Tips and Tricks: Converting STL files to voxel images

STL files are a common way to represent 3D volumes. They are used by 3D printers and CFD models, among others. I was recently handed a batch of STL files by someone that had generated packings of randomly packed particles. They used physics-based simulations to determine where the particles would settle under the influence of gravity, providing realistic geometries for doing flow simulations. I spent a bit of time trying to find a simple way to convert these files to the basic voxelized representation that we require for most of our analysis, like extracting networks for use in OpenPNM, or simulating non-wetting fluid invasion.

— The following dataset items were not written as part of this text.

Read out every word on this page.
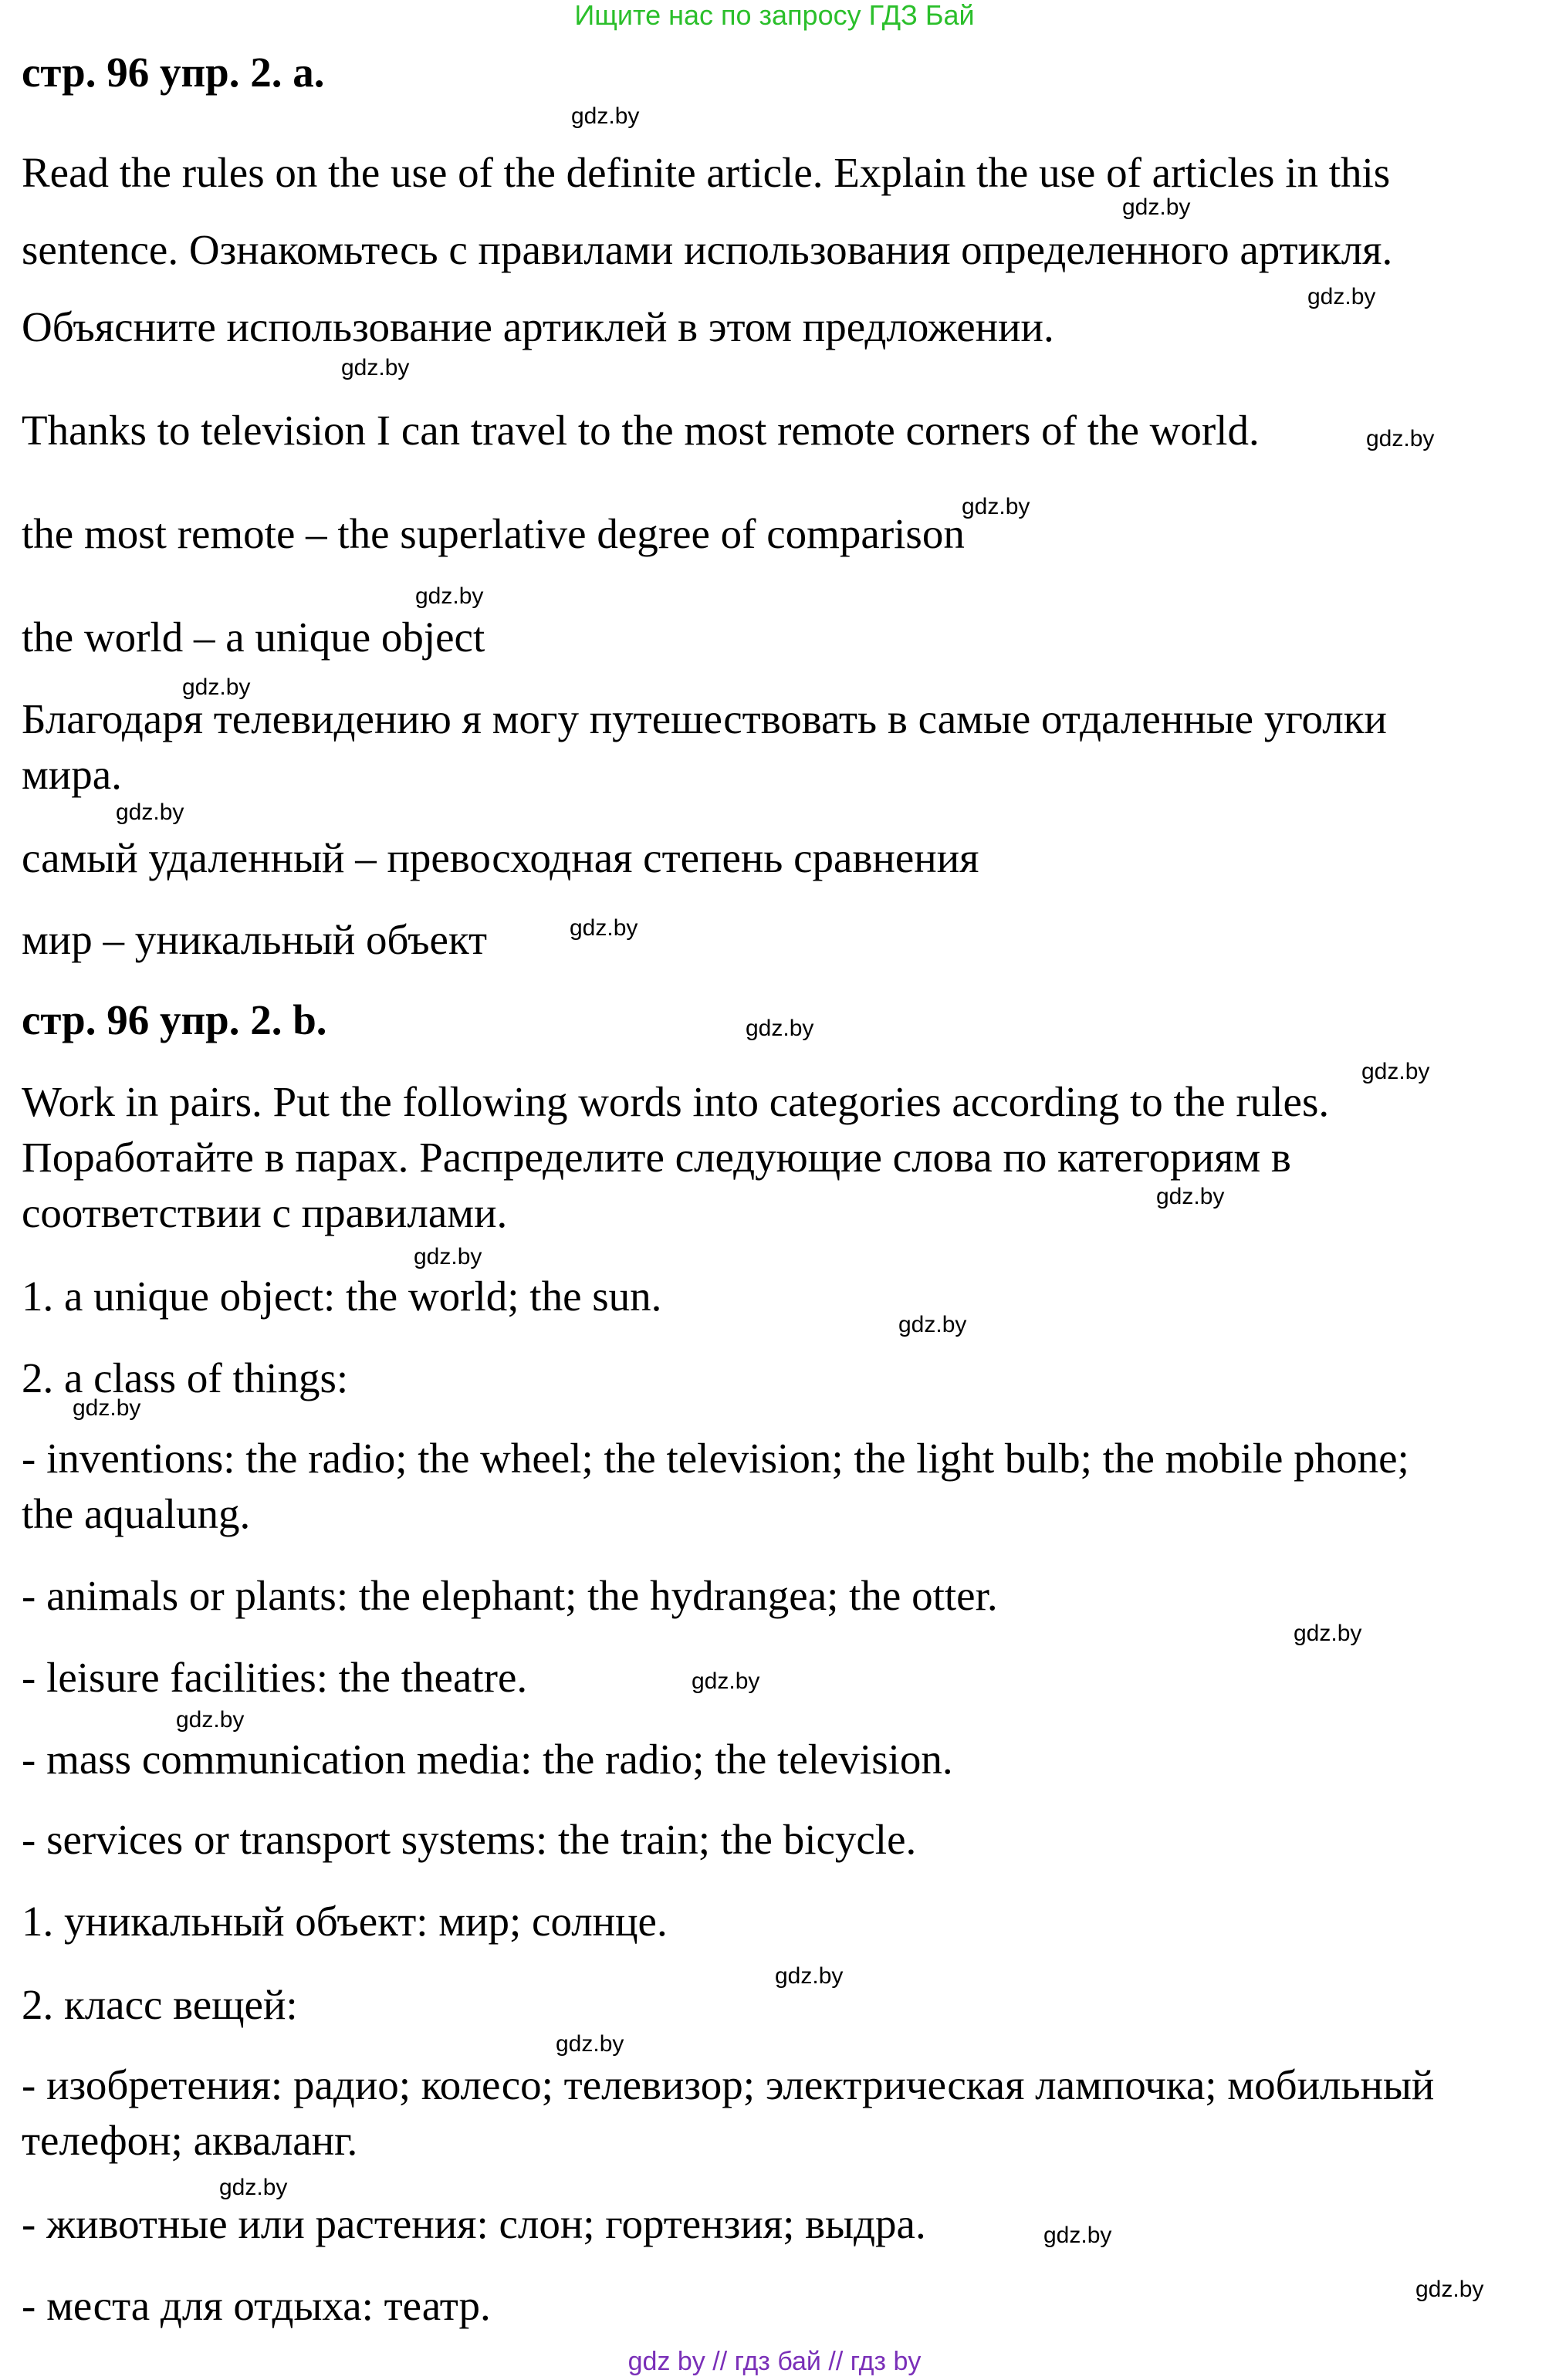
Ищите нас по запросу ГДЗ Бай
стр. 96 упр. 2. a.
Read the rules on the use of the definite article. Explain the use of articles in this
sentence. Ознакомьтесь с правилами использования определенного артикля.
Объясните использование артиклей в этом предложении.
Thanks to television I can travel to the most remote corners of the world.
the most remote – the superlative degree of comparison
the world – a unique object
Благодаря телевидению я могу путешествовать в самые отдаленные уголки
мира.
самый удаленный – превосходная степень сравнения
мир – уникальный объект
стр. 96 упр. 2. b.
Work in pairs. Put the following words into categories according to the rules.
Поработайте в парах. Распределите следующие слова по категориям в
соответствии с правилами.
1. a unique object: the world; the sun.
2. a class of things:
- inventions: the radio; the wheel; the television; the light bulb; the mobile phone;
the aqualung.
- animals or plants: the elephant; the hydrangea; the otter.
- leisure facilities: the theatre.
- mass communication media: the radio; the television.
- services or transport systems: the train; the bicycle.
1. уникальный объект: мир; солнце.
2. класс вещей:
- изобретения: радио; колесо; телевизор; электрическая лампочка; мобильный
телефон; акваланг.
- животные или растения: слон; гортензия; выдра.
- места для отдыха: театр.
gdz.by
gdz.by
gdz.by
gdz.by
gdz.by
gdz.by
gdz.by
gdz.by
gdz.by
gdz.by
gdz.by
gdz.by
gdz.by
gdz.by
gdz.by
gdz.by
gdz.by
gdz.by
gdz.by
gdz.by
gdz.by
gdz.by
gdz.by
gdz.by
gdz by // гдз бай // гдз by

The solution I found was pretty simple, but I had to piece together several bits of information from different tutorials, so I thought I’d collect it here.

At first I discovered the numpy-stl which allowed me to read the files successfully and plot something, but it didn’t seem to offer the tools I needed to convert the data to a voxel image. After some internet searching I (re)discovered pyvista, which I don’t regularly use, but this is not the first time it has come to rescue so perhaps I should dig into this package deeper in the near future.

Anyway, PyVista offers a lot of tools for converting spatial data between formats. In fact, the challenge was to determine which of the many tools was best suited to do the job. It was also a bit of a trick to understand the relationship between “point” and “cell” data, which I’ll explain below.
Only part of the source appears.